Carter's story: How 16-year-old son of Indianapolis Motor Speedway president conquered the Ron Fellows Performance Driving School
Carter Boles takes on the Ron Fellows Performance Driving School near Las Vegas.
(Editor’s note: Doug Boles, president of the Indianapolis Motor Speedway, and his 16-year-old son Carter took on the Ron Fellows Performance Driving School located at Spring Mountain Motorsports Ranch, less than an hour west of Las Vegas. Doug and Carter offered to share their experience with Autoweek readers, and we took them up on it. Here is Carter’s story.)
“Don’t forget, when in doubt, go 5 mph below the speed limit,” my driver’s ed instructor says as we enter a small town with me behind the wheel of a 2003 Dodge Avenger driver’s education car. It’s the car that says “Student Driver” so everyone knows!
I heed his advice as I drive along, thinking to myself that in just a few hours, my dad and I will be on our way to the Ron Fellows Performance Driving School in Nevada.
When I completed my driving lesson back home, we hopped a plane to Las Vegas and made a quick stop to see my brother, Conor Daly, run the SKUSA Super Nationals in the parking lot of the Rio Hotel and Casino in Las Vegas. Even former Formula 1 driver Rubens Barrichello was there trying his hand against the best karters in the world!
Once Conor’s race ended, we embarked on the hour-and-a-half drive to the Spring Mountain racetrack.
We arrived a little after hours, checked in at the front gate and got the key to our condo inside the track. We woke up the next morning to a beautiful skyline of mountains and the sound and sight of what seemed like hundreds of Stingrays, Grand Sports and ZR1s sitting idly around the property warming their engines. They were everywhere!
Carter Boles, age 16 and fresh from a driving lesson back home, looks over possible rides at the Ron Fellows Performance Driving School.
Dad and I made our way to the main clubhouse where we had a surprisingly stout breakfast before heading to the classroom. I was looking forward to the driving but was a little uncertain about the term “classroom.” But from the initial introduction to the school and what we would be learning, the instructors at Spring Mountain made the classroom fun and relevant to everyday driving.
After the initial classroom session, we took a stroll outside to choose the Corvette we’d have the thrill of driving for the two days. After it caught my eye, I choose the first Corvette in line. It was beautifully colored in a brilliant navy blue (Admiral blue metallic is what Chevy calls it) with jet-black wheels. No. 89A. No “Student Driver” decals!
The format for the Ron Fellows two-day driving school is a rotation between classroom and in-car sessions. We started the driving exercises with a bit of practice in the cone courses, as well as car control practice under heavy braking in dry and wet conditions.
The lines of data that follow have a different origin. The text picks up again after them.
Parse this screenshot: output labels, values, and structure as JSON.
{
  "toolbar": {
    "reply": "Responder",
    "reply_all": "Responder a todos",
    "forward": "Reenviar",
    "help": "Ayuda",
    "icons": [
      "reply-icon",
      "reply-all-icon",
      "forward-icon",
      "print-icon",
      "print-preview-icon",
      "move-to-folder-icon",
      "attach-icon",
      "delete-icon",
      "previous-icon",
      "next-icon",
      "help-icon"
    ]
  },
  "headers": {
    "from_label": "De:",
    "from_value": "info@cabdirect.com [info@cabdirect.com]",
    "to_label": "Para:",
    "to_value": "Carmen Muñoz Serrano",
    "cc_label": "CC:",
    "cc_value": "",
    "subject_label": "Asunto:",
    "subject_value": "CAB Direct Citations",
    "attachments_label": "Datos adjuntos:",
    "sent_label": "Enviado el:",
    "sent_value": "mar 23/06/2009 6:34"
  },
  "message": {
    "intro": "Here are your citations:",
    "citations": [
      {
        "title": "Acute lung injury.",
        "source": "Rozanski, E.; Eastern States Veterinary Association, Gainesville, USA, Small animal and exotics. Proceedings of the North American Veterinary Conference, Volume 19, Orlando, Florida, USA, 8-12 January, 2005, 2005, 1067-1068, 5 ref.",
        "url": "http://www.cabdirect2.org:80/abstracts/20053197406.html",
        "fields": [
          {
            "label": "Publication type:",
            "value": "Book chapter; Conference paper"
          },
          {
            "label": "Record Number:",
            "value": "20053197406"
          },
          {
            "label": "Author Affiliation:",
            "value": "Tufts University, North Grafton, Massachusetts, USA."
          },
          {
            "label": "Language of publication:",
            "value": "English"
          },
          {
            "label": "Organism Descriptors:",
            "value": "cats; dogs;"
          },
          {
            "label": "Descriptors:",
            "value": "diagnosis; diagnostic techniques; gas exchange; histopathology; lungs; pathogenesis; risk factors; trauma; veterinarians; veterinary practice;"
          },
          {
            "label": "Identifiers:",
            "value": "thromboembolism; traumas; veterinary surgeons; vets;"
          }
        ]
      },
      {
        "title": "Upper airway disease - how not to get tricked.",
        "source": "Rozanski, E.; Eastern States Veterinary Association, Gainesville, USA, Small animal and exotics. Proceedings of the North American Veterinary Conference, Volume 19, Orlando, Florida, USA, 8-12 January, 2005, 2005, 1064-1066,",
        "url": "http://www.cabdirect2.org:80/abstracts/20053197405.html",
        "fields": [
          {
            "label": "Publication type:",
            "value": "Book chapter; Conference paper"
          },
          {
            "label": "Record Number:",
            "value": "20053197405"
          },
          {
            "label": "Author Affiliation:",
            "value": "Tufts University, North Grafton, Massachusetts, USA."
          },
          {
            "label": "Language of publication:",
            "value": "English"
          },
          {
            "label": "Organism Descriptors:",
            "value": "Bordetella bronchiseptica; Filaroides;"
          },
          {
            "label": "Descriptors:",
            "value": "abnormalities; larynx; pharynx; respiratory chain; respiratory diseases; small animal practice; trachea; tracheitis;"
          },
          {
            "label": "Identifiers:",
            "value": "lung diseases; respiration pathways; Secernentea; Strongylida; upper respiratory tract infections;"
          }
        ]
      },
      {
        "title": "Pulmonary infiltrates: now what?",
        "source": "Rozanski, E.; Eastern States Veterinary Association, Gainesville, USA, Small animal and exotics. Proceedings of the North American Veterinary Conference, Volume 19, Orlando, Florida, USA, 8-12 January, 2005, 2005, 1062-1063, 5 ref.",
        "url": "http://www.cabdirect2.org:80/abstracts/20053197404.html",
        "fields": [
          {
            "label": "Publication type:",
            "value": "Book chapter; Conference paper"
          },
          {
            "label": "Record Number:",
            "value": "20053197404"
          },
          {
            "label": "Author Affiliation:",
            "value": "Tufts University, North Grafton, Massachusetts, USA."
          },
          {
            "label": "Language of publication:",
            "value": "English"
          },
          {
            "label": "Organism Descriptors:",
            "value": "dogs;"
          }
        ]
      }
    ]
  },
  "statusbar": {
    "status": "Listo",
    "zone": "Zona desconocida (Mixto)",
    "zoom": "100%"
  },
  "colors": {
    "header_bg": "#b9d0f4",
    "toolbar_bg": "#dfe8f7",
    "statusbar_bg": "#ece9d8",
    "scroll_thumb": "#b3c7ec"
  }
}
After lunch at the clubhouse, we made our way out to a session in car control on the wet figure-eight pad and a final session of faster, more aggressive cone course driving. Finally, it was time the first track session of the day! The session was a few laps of what the track sessions would look like on our second day. After the session concluded, so did day one.
We headed back to the clubhouse for dinner and walked past dozens and dozens of Corvettes and Cadillacs. There was still daylight. I wondered why we couldn’t just skip dinner and drive more!
The next morning I woke up excited, but also thinking it was unfortunate it was the last day. However, it was an all-on-track day, and the classroom sessions were focused on the elements of proper cornering and driving the course! During the first track session of the day, we were finally able to apply what we had learned in the first day’s exercises to the 2018 Corvette Stingrays on the 2.1-mile, 10-turn portion of the Spring Mountain circuit. We were divided into groups in a lead-follow scenario with the instructors leading at your pace.
As the day progressed, our lap times became increasingly quicker due to the familiarity with the track and the help of our instructors radioing to us through our car radio throughout the sessions. After the final session of the day, we had a graduation ceremony to end the two-day school.
It was disappointing that it was over and that we had to say goodbye to the amazing machines, especially 89A, we had driven for the past two days at this fast and flowing road course tucked away in the mountains.
For a kid like me who absolutely loves cars, especially GM cars, it was one of the coolest things I’ve ever done, and I feel like it will benefit me in many real life situations. But first, I had to get back to those final two hours of Indiana-required instruction time!
Carter Boles will tell anyone who asks, yes, this beat his driver’s ed car back home.